Eh?  You have three other working sites so the users don't see a problem.
Your have to go to the site to fix the fan at some point, so I'm not sure
what your "visit" point adds.

If we assume the average MTBF for a server is 1 fault every 6 months. I'd
also assume that a fan could be fixed in a server in less than four hours
but it sounds like your driving to the site yourself, hence assuming 1 day
to fix the fan 1/182 = 0.55% chance of second server failure during the
fault fix outage.

Scenario 1: Two fans per server:  If one fan fails the server stays up and
an engineer fixes the fault within the next 24 hours and service is
restored.

Scenario 2: One fan per server  If the fan fails, the server goes down but
the service runs at the other site automatically. The service is at risk of
going offline until the engineer has completed the fix.

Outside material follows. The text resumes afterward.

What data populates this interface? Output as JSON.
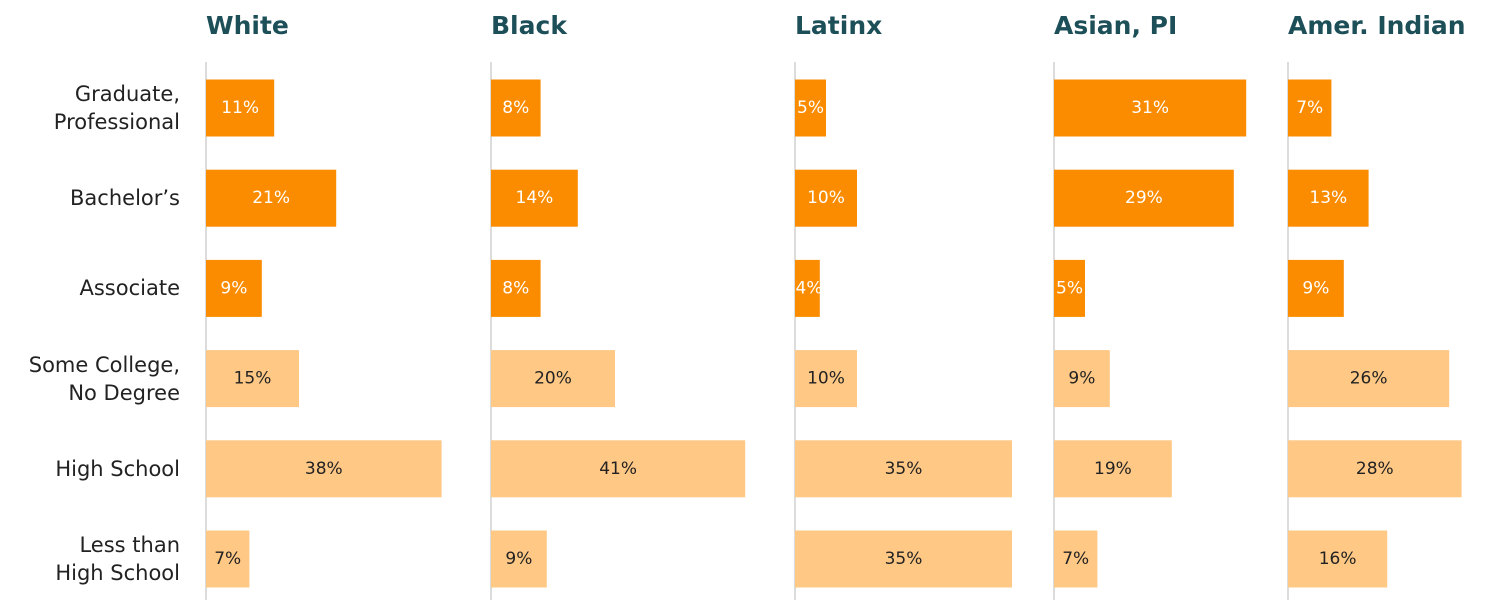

Suppose the second server does go down sometime during the 24hr fix. On
average this fault will last 12 hours.  So in order for the extra £100 fan
to be cost effective you need to be making profit from this server at a rate
greater than £100/0.55%  = £18,250 in 12 hours.   So unless your making
£13Million *profit* per year off this service you're losing on the deal.

Add in the fact that more fans means
- more things to break and hence need site visits (something you were keen
on reducing)
- more spares needed in the back office
- more power consumption,
Then do you want dual RAID controllers, dual SAN connections, dual ethernet
for redundant NIC. (or multi-homed and redundant NIC).  At £100 - £1000 a
pop your almost half way to a new server.

One more point that needs to be added. How many times have you logged on to
a server to get a wall message or pop-up saying "Foo is busted" and discover
it has been so for the last 4 weeks. The real problem with resilience is
that if you don't monitor for it, you don't have it.   Spotting that servers
are down is easy, getting the SuperCool2000's fan monitoring software to
integrate with your systems management tool is hard.

Cheers

Alistair